Write Now and Revise Later, or Right Now, Revise?
“I don’t write a quick draft and then revise; instead, I work slowly page by page, revising and polishing.”
– Dean Koontz
There are many ways to go about writing and revising a story, each of which is used by successful writers today. There is no single way, no magic formula, for this. It is something that is learned, experienced, and employed by each and every writer individually.
Some common methods are:
- Write an entire first draft, then go back and revise. Don’t go back and read the sentence you just wrote, just get the story down.
- Write some, revise some. This makes writing the first draft longer, but helps lessen the amount of revisions needed at the end.
- What first draft? Some writers make writing and revising a simultaneous process. It is no easy feat to make this work, and takes years of writing experience.

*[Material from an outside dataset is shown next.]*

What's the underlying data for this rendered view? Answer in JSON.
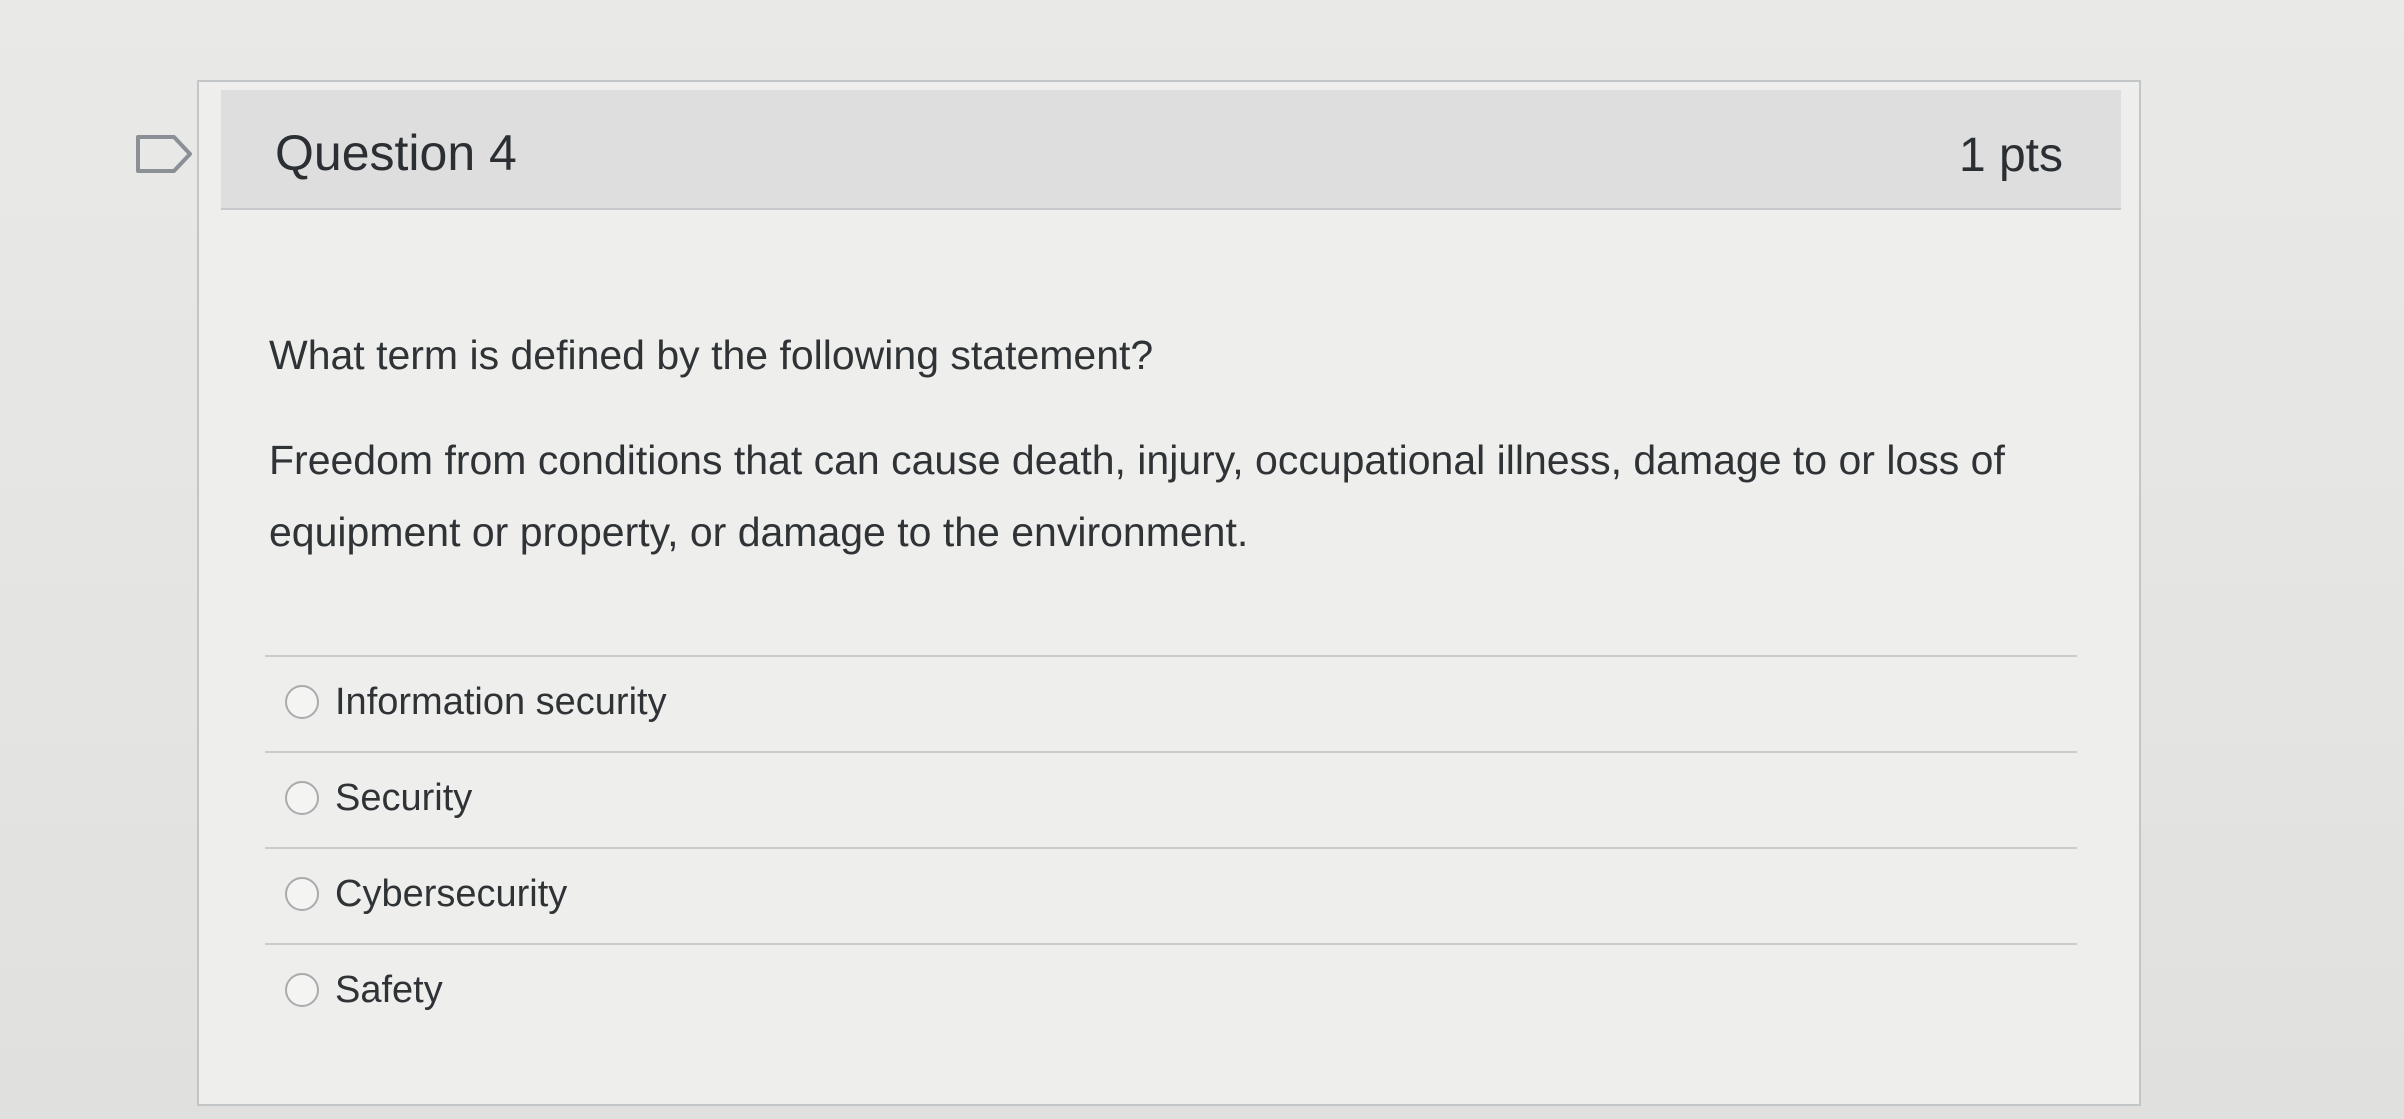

I, like Mr. Koontz, am one that writes a little and revises a little, adjusting the trim on the story as I fly through it. I feel this process works for me because I like to ensure that I’m moving the story in the right direction as I write it. In part, it’s because I’m afraid the story might derail as I go along, if I don’t go back and check on it. Plotting ahead of time helps this, though.
The main question I find with this process, though, is how much does one write before going back to revise? That is a question best answered by the writer employing the process, as every writer will have a different preference.
Which method of revision do you use?